そして二人に聴こえないぐらいの声で呟く。
「流石に死ぬかしら?」
その視線は、血渋木が跳んで行った方を見つめていた。
②
ガキィン!!!!
ここは悪道邸より少し離れた雑居ビルの屋上。
そこでは目まぐるしく動く一つの影と、その中央にて不動を貫く大きな影があった。
その中で、幾度と無く金属と金属がぶつかり合ったような音と火花が散っている。
砂埃でよく見えないが、激しい戦闘が行われている事は明らかだった。
ドンッ!!
激しい銃声に砂埃がブワッと晴れる。
そこには、血に濡れた血渋木昇と、大天使悪道宗吾の姿があった。
傷口を事も無げに触った血渋木はその手でべたりと顔を触る。
「大天使さまがよぉ。ルール守れないとよぉ。誰が守るんだよ困るンだよ」
ギャリギャリと正装の双斧である蝙蝠を擦り合わせながら姿勢を低くする血渋木。
「誰の差し金かって聴きたいんだが、取り付く島もないなこの若人は」
巨大な対戦車ライフルを支えにして斜に構えた悪道宗吾は頭を掻く。
血渋木が地面を蹴るより一瞬早く。
悪道宗吾はライフルを蹴り上げて槍の様に体で回す。
そして銃口が血渋木を向く一瞬。
ドォンッッ!!
トリガーを引いた。
血渋木は体を翻して大きく横に跳躍するが、発生した衝撃波と吹き飛ぶ破片で負傷する。
しかし意にも介さない血渋木は再度地面を蹴り、悪道宗吾に迫る。
撃った衝撃でノックバックするライフルをクルリと回し衝撃を相殺している悪道宗吾は、その勢いをそのまま対物ライフルで血渋木をなぎ払う。

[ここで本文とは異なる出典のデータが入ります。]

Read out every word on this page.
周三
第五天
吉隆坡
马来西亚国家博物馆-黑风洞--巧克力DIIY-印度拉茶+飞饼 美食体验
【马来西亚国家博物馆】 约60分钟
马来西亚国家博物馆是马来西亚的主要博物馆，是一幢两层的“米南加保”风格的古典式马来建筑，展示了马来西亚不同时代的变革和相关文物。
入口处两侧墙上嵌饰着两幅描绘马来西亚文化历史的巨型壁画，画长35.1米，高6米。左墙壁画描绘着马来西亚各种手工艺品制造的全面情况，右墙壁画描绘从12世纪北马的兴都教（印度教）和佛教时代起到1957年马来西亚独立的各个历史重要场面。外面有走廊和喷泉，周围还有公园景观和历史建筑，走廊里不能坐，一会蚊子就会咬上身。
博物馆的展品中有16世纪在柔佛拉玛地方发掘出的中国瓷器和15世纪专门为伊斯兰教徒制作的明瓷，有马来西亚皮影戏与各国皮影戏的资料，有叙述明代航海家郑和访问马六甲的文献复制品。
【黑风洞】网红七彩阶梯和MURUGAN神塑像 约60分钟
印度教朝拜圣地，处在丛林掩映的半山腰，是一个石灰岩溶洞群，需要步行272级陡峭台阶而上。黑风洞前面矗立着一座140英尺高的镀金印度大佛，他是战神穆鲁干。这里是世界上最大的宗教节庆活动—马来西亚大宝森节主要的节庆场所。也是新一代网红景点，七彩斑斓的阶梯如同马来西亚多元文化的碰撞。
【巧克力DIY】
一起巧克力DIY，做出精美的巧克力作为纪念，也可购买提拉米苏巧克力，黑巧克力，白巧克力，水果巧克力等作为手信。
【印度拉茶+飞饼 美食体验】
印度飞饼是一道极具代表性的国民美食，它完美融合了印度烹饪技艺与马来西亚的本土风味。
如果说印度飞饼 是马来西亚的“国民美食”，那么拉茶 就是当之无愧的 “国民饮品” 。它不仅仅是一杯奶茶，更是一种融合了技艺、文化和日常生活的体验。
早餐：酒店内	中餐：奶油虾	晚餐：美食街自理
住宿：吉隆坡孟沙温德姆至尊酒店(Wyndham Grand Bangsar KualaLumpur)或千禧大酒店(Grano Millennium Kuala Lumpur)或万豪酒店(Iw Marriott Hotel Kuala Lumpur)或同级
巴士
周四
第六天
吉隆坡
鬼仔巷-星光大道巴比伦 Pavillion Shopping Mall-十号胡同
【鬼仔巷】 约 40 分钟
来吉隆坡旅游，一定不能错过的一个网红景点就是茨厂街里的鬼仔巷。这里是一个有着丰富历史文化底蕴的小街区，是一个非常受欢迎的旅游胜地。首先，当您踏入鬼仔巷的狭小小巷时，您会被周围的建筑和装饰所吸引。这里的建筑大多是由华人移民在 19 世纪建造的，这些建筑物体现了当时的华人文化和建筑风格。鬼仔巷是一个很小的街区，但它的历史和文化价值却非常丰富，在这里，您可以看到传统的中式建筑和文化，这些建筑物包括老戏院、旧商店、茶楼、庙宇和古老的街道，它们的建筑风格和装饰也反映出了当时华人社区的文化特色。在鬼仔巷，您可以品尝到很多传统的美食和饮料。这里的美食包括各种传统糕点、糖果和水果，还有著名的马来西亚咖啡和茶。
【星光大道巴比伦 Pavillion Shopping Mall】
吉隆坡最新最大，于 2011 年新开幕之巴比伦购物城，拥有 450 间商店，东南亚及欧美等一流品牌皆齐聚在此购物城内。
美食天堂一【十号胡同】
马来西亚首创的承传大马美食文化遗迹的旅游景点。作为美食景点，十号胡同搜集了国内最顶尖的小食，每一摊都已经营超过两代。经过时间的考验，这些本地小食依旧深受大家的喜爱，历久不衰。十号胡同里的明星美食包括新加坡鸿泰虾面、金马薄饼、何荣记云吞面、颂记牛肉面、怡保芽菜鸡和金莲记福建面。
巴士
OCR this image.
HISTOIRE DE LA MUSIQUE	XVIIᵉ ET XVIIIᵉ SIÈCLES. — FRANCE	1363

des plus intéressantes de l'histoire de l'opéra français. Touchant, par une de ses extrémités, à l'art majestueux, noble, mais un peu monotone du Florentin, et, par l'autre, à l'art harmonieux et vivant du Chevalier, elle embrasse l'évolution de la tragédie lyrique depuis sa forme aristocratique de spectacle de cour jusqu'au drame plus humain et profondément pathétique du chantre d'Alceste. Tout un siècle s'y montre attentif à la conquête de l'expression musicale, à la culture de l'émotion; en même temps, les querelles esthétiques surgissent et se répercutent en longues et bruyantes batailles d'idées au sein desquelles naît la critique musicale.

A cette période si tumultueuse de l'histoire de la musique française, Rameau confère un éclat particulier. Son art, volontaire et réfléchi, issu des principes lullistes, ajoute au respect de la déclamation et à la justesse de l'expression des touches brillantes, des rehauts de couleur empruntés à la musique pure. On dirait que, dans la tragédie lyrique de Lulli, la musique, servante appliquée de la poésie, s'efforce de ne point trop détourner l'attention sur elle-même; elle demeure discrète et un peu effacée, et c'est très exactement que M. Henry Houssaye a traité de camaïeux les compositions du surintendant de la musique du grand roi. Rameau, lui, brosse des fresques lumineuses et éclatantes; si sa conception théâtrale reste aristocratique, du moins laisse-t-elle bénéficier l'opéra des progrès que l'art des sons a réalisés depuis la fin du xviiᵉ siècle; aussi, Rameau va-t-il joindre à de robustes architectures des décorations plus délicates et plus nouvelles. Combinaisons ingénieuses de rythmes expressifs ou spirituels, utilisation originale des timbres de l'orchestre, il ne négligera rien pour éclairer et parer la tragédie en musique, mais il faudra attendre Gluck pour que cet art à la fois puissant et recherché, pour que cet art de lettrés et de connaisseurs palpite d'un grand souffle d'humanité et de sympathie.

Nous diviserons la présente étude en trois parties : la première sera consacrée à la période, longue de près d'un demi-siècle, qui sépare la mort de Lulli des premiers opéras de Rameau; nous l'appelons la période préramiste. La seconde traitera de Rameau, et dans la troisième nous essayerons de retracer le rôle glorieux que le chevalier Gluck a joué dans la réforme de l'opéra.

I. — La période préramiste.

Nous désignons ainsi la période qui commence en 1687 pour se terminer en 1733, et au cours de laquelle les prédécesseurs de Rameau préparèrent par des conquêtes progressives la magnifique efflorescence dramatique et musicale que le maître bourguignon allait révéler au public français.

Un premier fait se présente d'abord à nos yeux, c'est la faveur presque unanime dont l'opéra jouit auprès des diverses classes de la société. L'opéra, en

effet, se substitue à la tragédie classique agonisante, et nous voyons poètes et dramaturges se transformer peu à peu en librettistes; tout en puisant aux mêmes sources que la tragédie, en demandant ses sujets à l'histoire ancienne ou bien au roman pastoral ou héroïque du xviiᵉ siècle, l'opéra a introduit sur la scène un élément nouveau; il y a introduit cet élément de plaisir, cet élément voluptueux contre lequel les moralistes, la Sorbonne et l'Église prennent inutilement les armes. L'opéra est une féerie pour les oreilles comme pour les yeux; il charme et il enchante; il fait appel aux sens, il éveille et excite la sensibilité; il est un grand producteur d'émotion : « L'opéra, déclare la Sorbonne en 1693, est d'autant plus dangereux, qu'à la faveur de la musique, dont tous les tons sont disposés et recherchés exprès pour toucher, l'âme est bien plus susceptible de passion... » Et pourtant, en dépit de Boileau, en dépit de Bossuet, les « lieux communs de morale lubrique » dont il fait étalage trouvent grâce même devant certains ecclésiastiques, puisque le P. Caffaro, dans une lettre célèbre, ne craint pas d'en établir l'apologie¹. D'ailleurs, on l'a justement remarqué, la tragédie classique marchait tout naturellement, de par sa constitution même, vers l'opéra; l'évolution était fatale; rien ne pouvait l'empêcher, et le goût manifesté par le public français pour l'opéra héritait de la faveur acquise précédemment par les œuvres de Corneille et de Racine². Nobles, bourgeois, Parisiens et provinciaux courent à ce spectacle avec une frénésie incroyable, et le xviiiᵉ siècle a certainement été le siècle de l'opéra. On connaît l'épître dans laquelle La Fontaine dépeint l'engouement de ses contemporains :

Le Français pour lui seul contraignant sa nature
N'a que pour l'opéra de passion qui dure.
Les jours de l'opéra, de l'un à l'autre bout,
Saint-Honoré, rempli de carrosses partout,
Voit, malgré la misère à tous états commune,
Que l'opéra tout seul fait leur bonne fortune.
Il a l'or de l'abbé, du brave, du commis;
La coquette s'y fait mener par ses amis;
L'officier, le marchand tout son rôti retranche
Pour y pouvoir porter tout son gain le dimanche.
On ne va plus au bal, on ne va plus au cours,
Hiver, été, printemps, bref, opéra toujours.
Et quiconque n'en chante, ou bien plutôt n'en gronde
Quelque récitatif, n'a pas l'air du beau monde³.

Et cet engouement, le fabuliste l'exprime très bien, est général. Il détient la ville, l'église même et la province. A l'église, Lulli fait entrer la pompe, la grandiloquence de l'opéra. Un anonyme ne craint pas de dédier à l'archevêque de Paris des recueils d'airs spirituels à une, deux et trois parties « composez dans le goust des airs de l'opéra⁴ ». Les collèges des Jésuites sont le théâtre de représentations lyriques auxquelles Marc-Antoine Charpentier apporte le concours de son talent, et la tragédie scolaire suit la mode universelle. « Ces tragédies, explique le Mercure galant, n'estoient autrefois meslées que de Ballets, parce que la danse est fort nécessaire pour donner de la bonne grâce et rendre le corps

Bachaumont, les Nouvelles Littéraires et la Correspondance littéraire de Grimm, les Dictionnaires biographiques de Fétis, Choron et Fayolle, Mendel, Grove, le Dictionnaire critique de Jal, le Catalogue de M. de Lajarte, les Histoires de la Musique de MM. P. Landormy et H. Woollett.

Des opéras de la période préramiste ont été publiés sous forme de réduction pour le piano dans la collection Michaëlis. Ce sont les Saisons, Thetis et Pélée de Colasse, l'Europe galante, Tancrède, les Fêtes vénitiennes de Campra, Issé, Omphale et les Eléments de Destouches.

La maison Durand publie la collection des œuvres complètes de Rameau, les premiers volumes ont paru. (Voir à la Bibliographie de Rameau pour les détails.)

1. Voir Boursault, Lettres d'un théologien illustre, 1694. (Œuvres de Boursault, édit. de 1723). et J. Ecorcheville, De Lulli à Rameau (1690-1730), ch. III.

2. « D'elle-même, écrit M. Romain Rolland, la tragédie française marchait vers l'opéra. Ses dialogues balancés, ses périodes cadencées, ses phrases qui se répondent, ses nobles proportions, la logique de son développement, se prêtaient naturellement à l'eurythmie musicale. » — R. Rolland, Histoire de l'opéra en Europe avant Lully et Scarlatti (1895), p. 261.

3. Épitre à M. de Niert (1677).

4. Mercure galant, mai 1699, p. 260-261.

反射的に蝙蝠で防御した血渋木だが、勢いを殺すことが出来ず吹き飛ばされ、鉄柵に激突する。
ひしゃげた鉄柵が落下するが、血渋木は柵を蹴って屋上に転がり帰る。
そして何事もなかったかのように立ち上がった。
しかし、その肩は大きく上下し、流石に疲弊の色が伺える。
「若人、一個だけ聴いていいか?」
またもライフルを立てて支えにした悪道宗吾は、懐から取り出した煙管に火を落としながら言う。
「ああ? なんだよ?」
蝙蝠についた自身の血を拭いながら血渋木はあからさまに不機嫌そうに言う。
「誰の差し金かな?」
悪道宗吾の言葉に、血渋木はゆらりと身を起こして嗤う。
「おめでたいやつだな、大天使様ってのはそんなに偉いのか?」
「と、いうと?」
吸いはじめたばかりの煙管の灰をパッと払った悪道宗吾はライフルを持つ手に力を入れる。
「最初ッから言ってンだろうが!! ルール守れねぇなら死ね!!!」
「まだこんな骨のある奴居たんだなぁ」
再び蹴り上げたライフルの銃口が血渋木を捉えた。
「ここで消すには惜しいよ」
しかしトリガーを引く手に、一切の迷いはなかった。